Upsy Daisy looks like, and is, a child’s doll. The heroines of Chaucer’s dreams are also similarly mannequinesque, with “golden hair and wide bright eyes.” One is even strangely boneless and unreal; her neck is “smooth and flat without hollow or collarbone” and “every limb rounded, fleshy and not over-thin,” while another is “a feminine creature, that never formed by nature, was such another seen.” They are as animate as the toys that people the Night Garden. Iggle Piggle’s little fabric heart, however, has been won. Quick to swoon in situations of intense emotion, such as a sneeze, he recalls the guide of The Book of the Duchess, eager “to worship her and serve as best I then could,” who declares his love but “she never gave a straw for all my tale.” The toys play with the ball, symbolic of the to and fro of romance. They are the lovers of medieval legend, forever enclosed within their perfect garden but childlike, safe and innocent. And, just as in The Parliament of Fowls, they have their own Cupid, the dumpy brown Makka Pakka, reminiscent of a little Renaissance putto." 

It's a fascinating piece - I recommend a full read here.

The magic of our last visit was also completed by a chance to meet the characters. Culturetot's little buddy found the experience a little too daunting (they are huge), but this year Culturetot really threw herself into the experience, chatting to the characters who were really excellent with the children. The joy was palpable. We also trialed a goody-bag. Often these sorts of themed packs can be poorly made, but the one we received had really high quality items - a soft toy, books and a breakfast set that is still a favourite a year on.
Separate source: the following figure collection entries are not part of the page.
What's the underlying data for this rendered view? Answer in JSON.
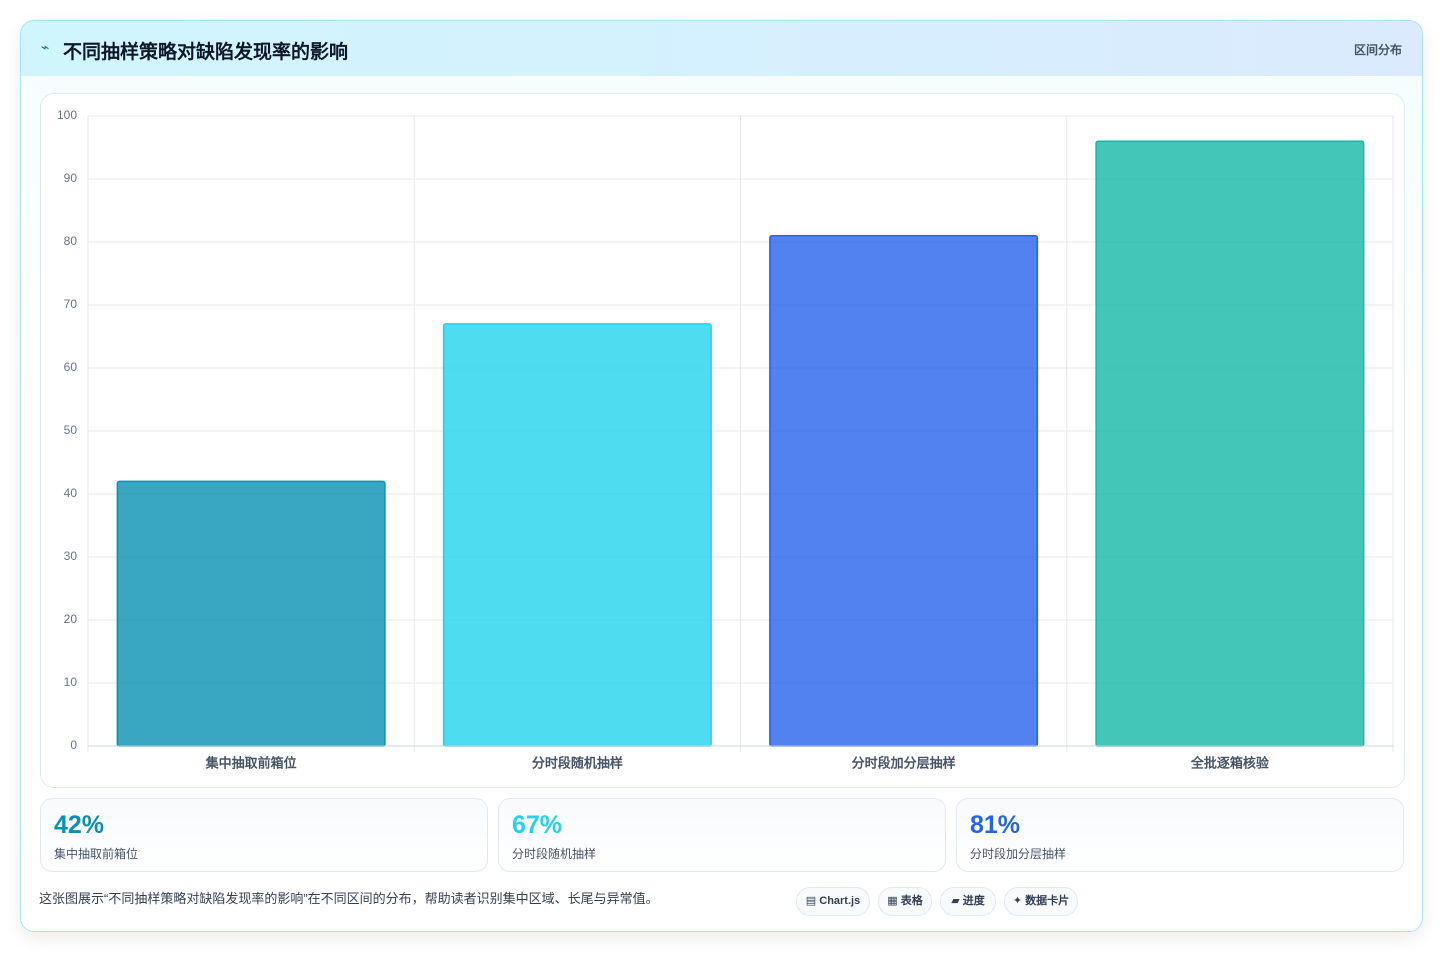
{
  "header": {
    "icon": "⌁",
    "title": "不同抽样策略对缺陷发现率的影响",
    "tag": "区间分布"
  },
  "chart_data": {
    "type": "bar",
    "categories": [
      "集中抽取前箱位",
      "分时段随机抽样",
      "分时段加分层抽样",
      "全批逐箱核验"
    ],
    "values": [
      42,
      67,
      81,
      96
    ],
    "colors": [
      "#0891b2",
      "#22d3ee",
      "#2563eb",
      "#14b8a6"
    ],
    "ylim": [
      0,
      100
    ],
    "yticks": [
      0,
      10,
      20,
      30,
      40,
      50,
      60,
      70,
      80,
      90,
      100
    ],
    "grid": true
  },
  "cards": [
    {
      "value": "42%",
      "label": "集中抽取前箱位"
    },
    {
      "value": "67%",
      "label": "分时段随机抽样"
    },
    {
      "value": "81%",
      "label": "分时段加分层抽样"
    }
  ],
  "footer": {
    "text": "这张图展示“不同抽样策略对缺陷发现率的影响”在不同区间的分布，帮助读者识别集中区域、长尾与异常值。",
    "chips": [
      "▤ Chart.js",
      "▦ 表格",
      "▰ 进度",
      "✦ 数据卡片"
    ]
  }
}
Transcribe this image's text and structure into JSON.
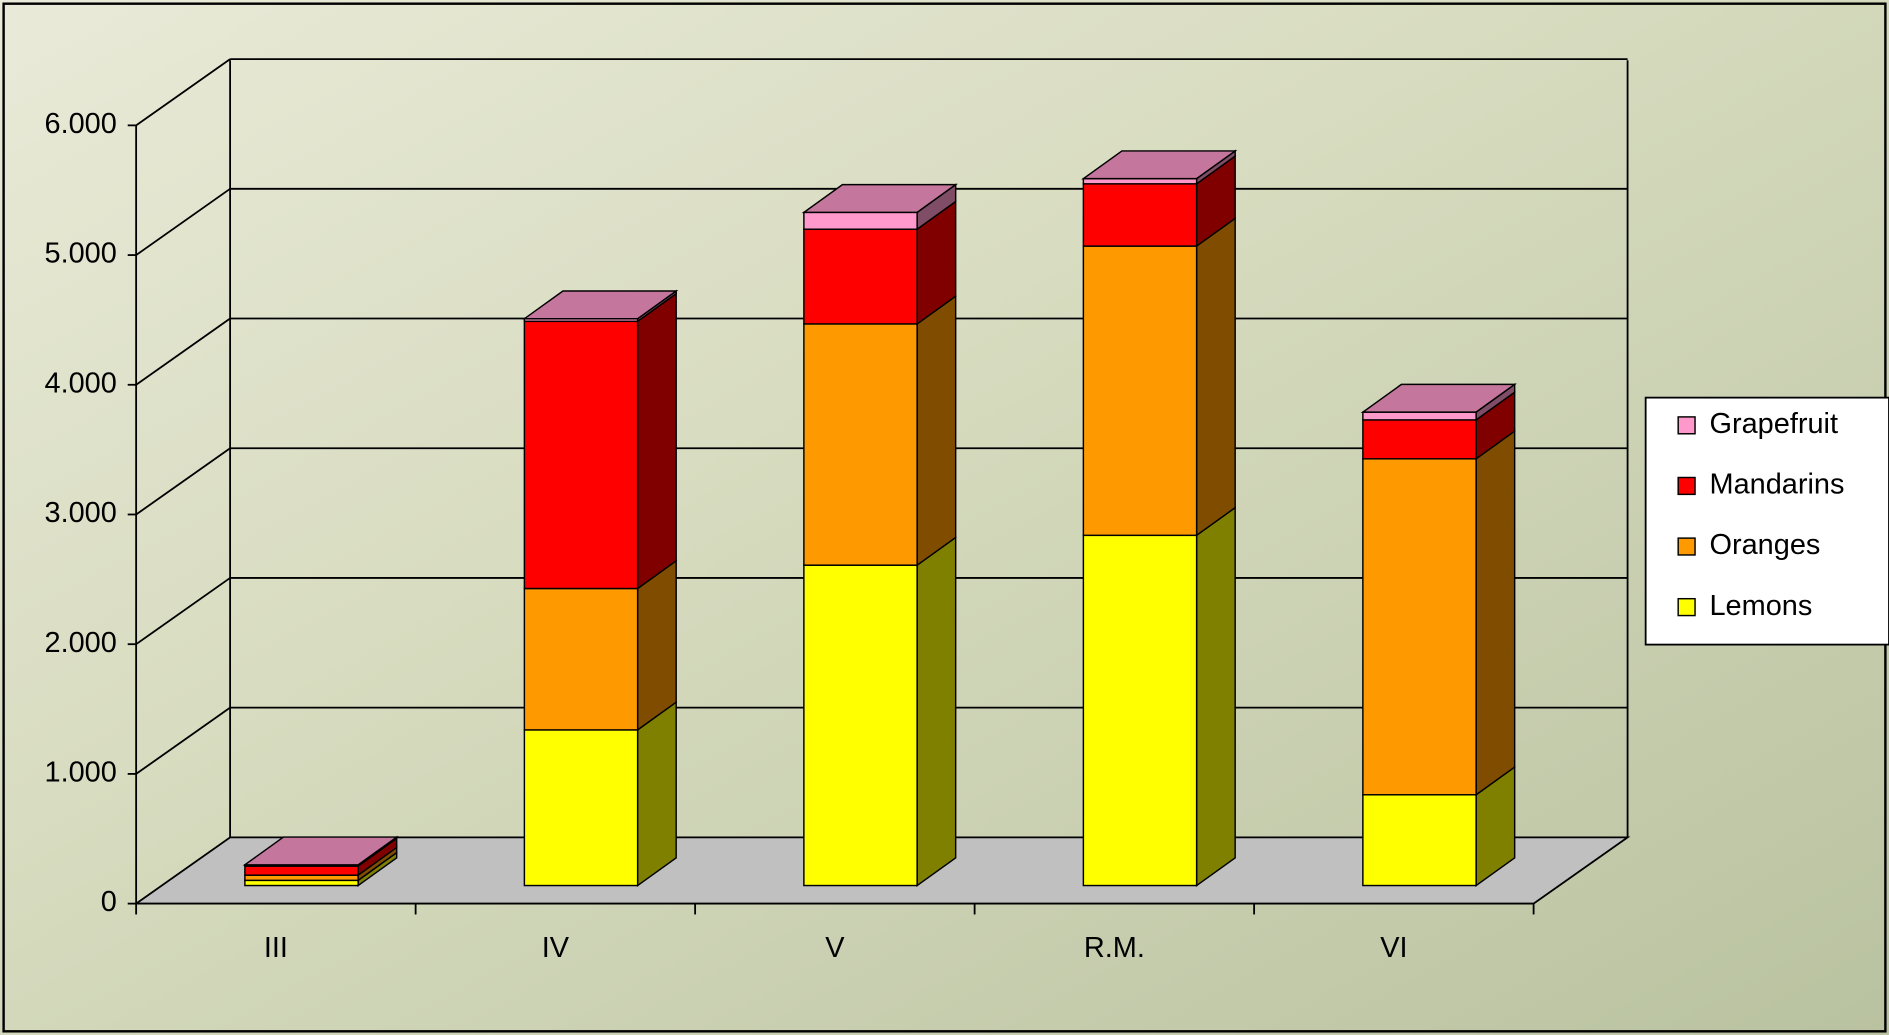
{
  "chart_data": {
    "type": "stacked-bar-3d",
    "categories": [
      "III",
      "IV",
      "V",
      "R.M.",
      "VI"
    ],
    "series": [
      {
        "name": "Lemons",
        "color": "#ffff00",
        "values": [
          40,
          1200,
          2470,
          2700,
          700
        ]
      },
      {
        "name": "Oranges",
        "color": "#ff9900",
        "values": [
          40,
          1090,
          1860,
          2230,
          2590
        ]
      },
      {
        "name": "Mandarins",
        "color": "#ff0000",
        "values": [
          70,
          2060,
          730,
          480,
          300
        ]
      },
      {
        "name": "Grapefruit",
        "color": "#ff99cc",
        "values": [
          10,
          20,
          130,
          40,
          60
        ]
      }
    ],
    "ylim": [
      0,
      6000
    ],
    "yticks": [
      0,
      {
        "value": 1000,
        "label": "1.000"
      },
      {
        "value": 2000,
        "label": "2.000"
      },
      {
        "value": 3000,
        "label": "3.000"
      },
      {
        "value": 4000,
        "label": "4.000"
      },
      {
        "value": 5000,
        "label": "5.000"
      },
      {
        "value": 6000,
        "label": "6.000"
      }
    ],
    "grid": true,
    "legend": "right"
  }
}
In the Night Garden Live runs annually and tickets can be booked at this site, though the website notes that this may be the last year in the showdome. The next two legs of the 2018 tour are at:

Cannon Hill Park, Birmingham
7 July - 22 July 2018

intu Trafford Centre, Manchester
28 July - 19 August 2018

There are 4 shows a day at 10am, 12 noon, 2pm and 4pm. There are no shows on Tuesdays. Each show lasts just under one hour.

We received a family ticket last year in exchange for an honest review of the performance. As always all views are very much my own. Photographs courtesy of In the Night Garden Live or our own.